Help build a trade union year of climate action

In 2024, the TUC voted to back a Year of Trade Union Climate Action, engaging with community and climate justice groups. It will kick off this autumn, with a key moment of global solidarity in November during the UN climate negotiations, COP30, in Brazil. We want active support from as many national trade unions as possible – but a really powerful year of action can only be built from the grassroots up.

Latest updates

Video and notes from our meeting on 7 May, 'The Climate Crisis is a Working Class Issue: Building a Year of Trade Union Action' here

The TUC Trades Councils conference has passed a motion asking all Trades Councils to coordinate and organise networks and actions in their area during the year of action.

From UCU: "At #UCU2025 we passed a vital motion backing a year of trade union climate action, starting autumn 2025. We’re embedding climate justice into our union work. Because climate justice is union business." (climate motions p12-13 here)

PCS conference has passed a motion instructing the NEC to bring climate issues to the forefront of the union's activity and to support a year of trade union climate action.

BFAWU Executive have agreed to actively support the year of climate action, in line with other motions and climate-related policy already passed, including support for Heat Strike campaign.

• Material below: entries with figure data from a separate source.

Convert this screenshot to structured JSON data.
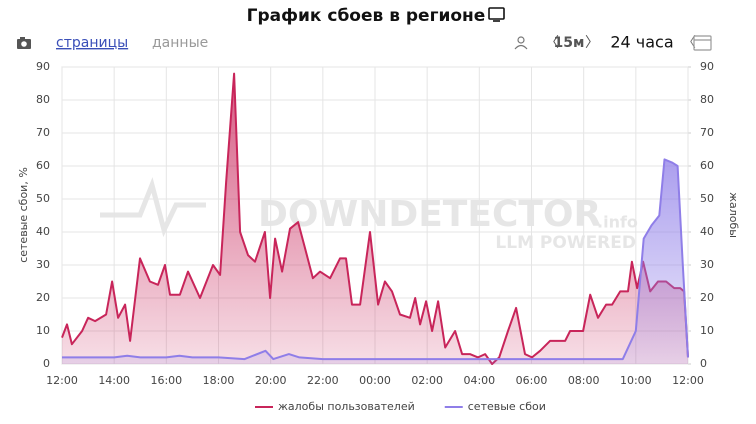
{
  "controls": {
    "tabs": [
      "страницы",
      "данные"
    ],
    "interval": "15м",
    "range": "24 часа"
  },
  "watermark": [
    "DOWNDETECTOR",
    ".info",
    "LLM POWERED"
  ],
  "chart_data": {
    "type": "line",
    "title": "График сбоев в регионе",
    "ylabel": "сетевые сбои, %",
    "y2label": "жалобы",
    "xlim": [
      0,
      24
    ],
    "xticks": [
      {
        "value": 0,
        "label": "12:00"
      },
      {
        "value": 2,
        "label": "14:00"
      },
      {
        "value": 4,
        "label": "16:00"
      },
      {
        "value": 6,
        "label": "18:00"
      },
      {
        "value": 8,
        "label": "20:00"
      },
      {
        "value": 10,
        "label": "22:00"
      },
      {
        "value": 12,
        "label": "00:00"
      },
      {
        "value": 14,
        "label": "02:00"
      },
      {
        "value": 16,
        "label": "04:00"
      },
      {
        "value": 18,
        "label": "06:00"
      },
      {
        "value": 20,
        "label": "08:00"
      },
      {
        "value": 22,
        "label": "10:00"
      },
      {
        "value": 24,
        "label": "12:00"
      }
    ],
    "ylim": [
      0,
      90
    ],
    "yticks": [
      0,
      10,
      20,
      30,
      40,
      50,
      60,
      70,
      80,
      90
    ],
    "y2lim": [
      0,
      90
    ],
    "y2ticks": [
      0,
      10,
      20,
      30,
      40,
      50,
      60,
      70,
      80,
      90
    ],
    "grid": true,
    "series": [
      {
        "name": "жалобы пользователей",
        "color": "#c8255a",
        "axis": "y2",
        "x": [
          0,
          0.19,
          0.38,
          0.77,
          1.0,
          1.27,
          1.69,
          1.92,
          2.15,
          2.42,
          2.61,
          2.99,
          3.37,
          3.68,
          3.95,
          4.14,
          4.52,
          4.83,
          5.29,
          5.79,
          6.06,
          6.29,
          6.6,
          6.83,
          7.13,
          7.4,
          7.78,
          7.98,
          8.17,
          8.44,
          8.74,
          9.05,
          9.32,
          9.62,
          9.89,
          10.28,
          10.66,
          10.89,
          11.12,
          11.43,
          11.81,
          12.12,
          12.38,
          12.65,
          12.96,
          13.34,
          13.54,
          13.73,
          13.96,
          14.19,
          14.42,
          14.69,
          15.07,
          15.34,
          15.64,
          15.95,
          16.22,
          16.49,
          16.76,
          17.1,
          17.41,
          17.75,
          18.02,
          18.33,
          18.71,
          19.29,
          19.48,
          19.98,
          20.25,
          20.55,
          20.86,
          21.09,
          21.4,
          21.7,
          21.85,
          22.05,
          22.28,
          22.55,
          22.85,
          23.16,
          23.47,
          23.7,
          23.85,
          24.0
        ],
        "values": [
          8,
          12,
          6,
          10,
          14,
          13,
          15,
          25,
          14,
          18,
          7,
          32,
          25,
          24,
          30,
          21,
          21,
          28,
          20,
          30,
          27,
          55,
          88,
          40,
          33,
          31,
          40,
          20,
          38,
          28,
          41,
          43,
          35,
          26,
          28,
          26,
          32,
          32,
          18,
          18,
          40,
          18,
          25,
          22,
          15,
          14,
          20,
          12,
          19,
          10,
          19,
          5,
          10,
          3,
          3,
          2,
          3,
          0,
          2,
          10,
          17,
          3,
          2,
          4,
          7,
          7,
          10,
          10,
          21,
          14,
          18,
          18,
          22,
          22,
          31,
          23,
          31,
          22,
          25,
          25,
          23,
          23,
          22,
          2
        ]
      },
      {
        "name": "сетевые сбои",
        "color": "#8f7ee8",
        "x": [
          0,
          2,
          2.5,
          3,
          4,
          4.5,
          5,
          6,
          7,
          7.8,
          8.1,
          8.7,
          9.1,
          10,
          12,
          14,
          16,
          18,
          20,
          21.5,
          22,
          22.3,
          22.6,
          22.9,
          23.1,
          23.4,
          23.6,
          23.8,
          24
        ],
        "values": [
          2,
          2,
          2.5,
          2,
          2,
          2.5,
          2,
          2,
          1.5,
          4,
          1.5,
          3,
          2,
          1.5,
          1.5,
          1.5,
          1.5,
          1.5,
          1.5,
          1.5,
          10,
          38,
          42,
          45,
          62,
          61,
          60,
          30,
          2
        ]
      }
    ],
    "legend": "bottom"
  }
}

NEU conference has passed a climate motion including a commitment to support members in organising workplace events during the year of action (full text on p3 of the latest Greener Jobs Alliance newsletter)

Campaign resources page (logos and flyers)

It needs all of us

Trade unions need to stand up for our class. All workers, their families and communities are at risk from extreme temperatures and weather events, and global food shortages. We also have essential knowledge about how to build a better, safer future: a public transport system accessible to all, training young people, protecting nature, growing food, and securing a just transition for workers in high carbon sectors, moving towards public ownership of key sectors like energy.

This is a social justice issue

Those who are already losing lives and livelihoods to climate breakdown have done the least to cause the problem. In the UK, as elsewhere, the worst impacts will fall on the disabled, elderly and young, racialised people and those on the lowest incomes. We need to stand together in global solidarity with workers and communities around the world, while demanding climate solutions that help those most in need here in the UK.

The market can’t solve this

We’ve seen the failures of relying on privatisation and market solutions. We need climate jobs; investment in renewable energy and home insulation as the only way to get energy bills down and keep them down; we need to move towards public ownership and democratic control of energy and other crucial services. What we don’t need is another decade of austerity.

Making our voices heard

The ultra-wealthy and corporate media claim to speak for working people but are only interested in lining their pockets. They want to scrap regulations that protect workers, keep our air and water clean and tackle climate change. We can only oppose them successfully by coming together and organising, within our workplaces, across sectors, and in communities, raising our voices to demand action.